F.M. Holborn’s observatory

 

Streatham, London

 

 

 

Journal of the British Astronomical Association, 50 (9), 339, July 1940

 

This observatory is at the bottom of a suburban garden of rather more than average size, affording fairly good sky-room. Its two main drawbacks are street lights (which have to be screened off in peace-time) and vibration from the four-track railway on the embankment of which the garden stands. A goods train stops work for about three minutes and a passenger train for half a minute. For a short time in the evening trains pass at an average of one every three minutes; fortunately two or more may pass at once, and save the observer’s time.

      Three telescopes and inverting binoculars are used.
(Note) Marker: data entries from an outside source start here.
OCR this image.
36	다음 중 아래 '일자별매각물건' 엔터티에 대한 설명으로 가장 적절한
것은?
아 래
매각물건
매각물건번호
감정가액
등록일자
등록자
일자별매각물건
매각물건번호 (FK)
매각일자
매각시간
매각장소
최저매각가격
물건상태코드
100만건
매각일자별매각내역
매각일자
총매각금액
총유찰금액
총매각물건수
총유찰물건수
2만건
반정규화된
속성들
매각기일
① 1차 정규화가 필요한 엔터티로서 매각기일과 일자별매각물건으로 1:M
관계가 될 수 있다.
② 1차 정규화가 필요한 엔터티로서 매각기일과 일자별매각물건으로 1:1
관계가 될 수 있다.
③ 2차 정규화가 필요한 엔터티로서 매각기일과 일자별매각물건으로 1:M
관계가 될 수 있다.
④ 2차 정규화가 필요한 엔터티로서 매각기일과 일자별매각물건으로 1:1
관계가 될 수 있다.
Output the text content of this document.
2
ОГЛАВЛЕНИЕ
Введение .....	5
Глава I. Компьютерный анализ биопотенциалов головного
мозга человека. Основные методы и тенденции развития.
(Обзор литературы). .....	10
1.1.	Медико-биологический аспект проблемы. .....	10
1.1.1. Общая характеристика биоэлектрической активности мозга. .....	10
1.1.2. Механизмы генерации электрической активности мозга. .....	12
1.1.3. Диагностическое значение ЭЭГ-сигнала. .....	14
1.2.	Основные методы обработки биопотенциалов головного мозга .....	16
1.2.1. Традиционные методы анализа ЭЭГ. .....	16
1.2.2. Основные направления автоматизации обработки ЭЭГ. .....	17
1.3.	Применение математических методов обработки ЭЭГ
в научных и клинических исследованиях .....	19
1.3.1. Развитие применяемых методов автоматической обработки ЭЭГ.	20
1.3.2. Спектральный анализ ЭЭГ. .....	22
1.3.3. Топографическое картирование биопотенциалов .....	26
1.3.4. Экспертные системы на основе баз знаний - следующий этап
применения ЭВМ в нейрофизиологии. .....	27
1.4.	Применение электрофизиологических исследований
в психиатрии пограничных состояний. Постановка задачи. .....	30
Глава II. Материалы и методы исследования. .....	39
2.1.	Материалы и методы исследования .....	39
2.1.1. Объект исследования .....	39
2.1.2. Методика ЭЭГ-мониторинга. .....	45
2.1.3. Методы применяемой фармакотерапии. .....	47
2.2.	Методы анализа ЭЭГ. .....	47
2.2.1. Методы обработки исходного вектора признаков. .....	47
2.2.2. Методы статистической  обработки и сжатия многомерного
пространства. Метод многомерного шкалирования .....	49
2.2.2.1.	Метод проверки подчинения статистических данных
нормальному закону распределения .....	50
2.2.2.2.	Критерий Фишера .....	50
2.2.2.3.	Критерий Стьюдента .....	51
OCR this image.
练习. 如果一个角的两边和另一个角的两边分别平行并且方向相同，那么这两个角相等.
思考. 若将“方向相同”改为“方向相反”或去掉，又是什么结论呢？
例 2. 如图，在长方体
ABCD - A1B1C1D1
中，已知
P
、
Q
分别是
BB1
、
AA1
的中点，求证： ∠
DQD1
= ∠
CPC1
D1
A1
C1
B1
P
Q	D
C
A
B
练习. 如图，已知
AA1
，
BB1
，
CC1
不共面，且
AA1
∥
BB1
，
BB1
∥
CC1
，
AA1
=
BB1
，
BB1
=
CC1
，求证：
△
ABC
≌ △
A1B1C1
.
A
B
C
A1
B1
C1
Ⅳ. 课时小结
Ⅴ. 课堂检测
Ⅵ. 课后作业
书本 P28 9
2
The telescopes are an 8½-inch reflector of 76 inches focal length, a 3½-inch refractor of 46 inches focal length, and a 2-inch refractor of 20 inches focal length. The 8½-inch is a 56-year-old Calver, hand-driven equatorial, with mirror refigured by Irving. Mirror and flat are resilvered at about 9-monthly intervals. It is massively made, and almost unshaken by any wind. The tube rotates in rings, which makes for great ease of observing but not for taking accurate circle readings. There is no slow motion in declination, but owing to good balance and bearings this is not much missed. The brass circles of 10 inches diameter are boldly engraved, but not capable of reading more closely than two or three minutes of arc with accuracy. The large mirror is pretty good, usually over-corrected, but sometimes under-corrected with a rising temperature. The flat is flat, but too small, as are most flats.

 

 

 

 

      The telescope rests on a reinforced concrete platform 11 feet square, with the part directly under the telescope 3 feet thick and the rest 9 inches. It is housed in a run-off shed, bolted together in sections with the sides of weather-boarding and the roof of tongued and grooved boards battened together and covered with ruberoid. The roof is held down by hooks. Very free ventilation is provided. Four small wheels, such as are used on the bottoms of sliding garage doors, enable the shed to be run from its rails on the platform to others over a flower-bed, where there is just enough clearance to permit of lettuces being grown between the rails.

      The 3½-inch refractor is by Wray. The figure and colour correction are good. Generally it is used on a simple but well-made equatorial head with small, coarsely divided circles. It has no slow motion in declination. The equatorial, when used, is fixed with two hand screws to a short iron column on a small brick pier.

      Three additions were made: an 18-inch dew-cap to the main telescope, a 6-inch one to the finder, and an adjustable counterpoise to the tube made of sheet brass and filled with lead; this is fixed with a set-screw to a brass stair-rod. When a solar diagonal is used or the telescope is used on an altazimuth tripod head the balance is thus easily corrected.

      The 2-inch refractor is home-made. The OG is a crown and flint ‘married up’ by Dr. Steavenson from a choice of a few dozen such found by him in a junk shop selling ex-army stuff after the last war. The result is equal to a lens costing a guinea or so. A photographic lens flange was found to fit it. The telescope body is of wood, and square. The rack mount (from a magic lantern) was found in a pawnshop; the trunnion arms are bits of brass tubing; the dew-cap is a cocoa tin without the bottom. The whole is an invaluable instrument with its short focus and wide field, and is in constant use. Its centre of balance is so near the eye end that once the telescope is on the trunnion tripod there is hardly any movement of one’s position when changing elevation.

      A fixed shed a few feet away from the observing platform provides a faint light for writing notes and so on, and houses the smaller instruments and various accessories.

      The regular work is observing one or two novae, all the variables on the VS Section’s list and some others, comparing new draft charts with the sky, and choosing comparison stars for the new sequences. All three telescopes and a pair of inverting binoculars are used for this work. Mars is observed with the 8½-inch and the Sun with the 2-inch, and the naked eye for keeping a record of naked-eye spots.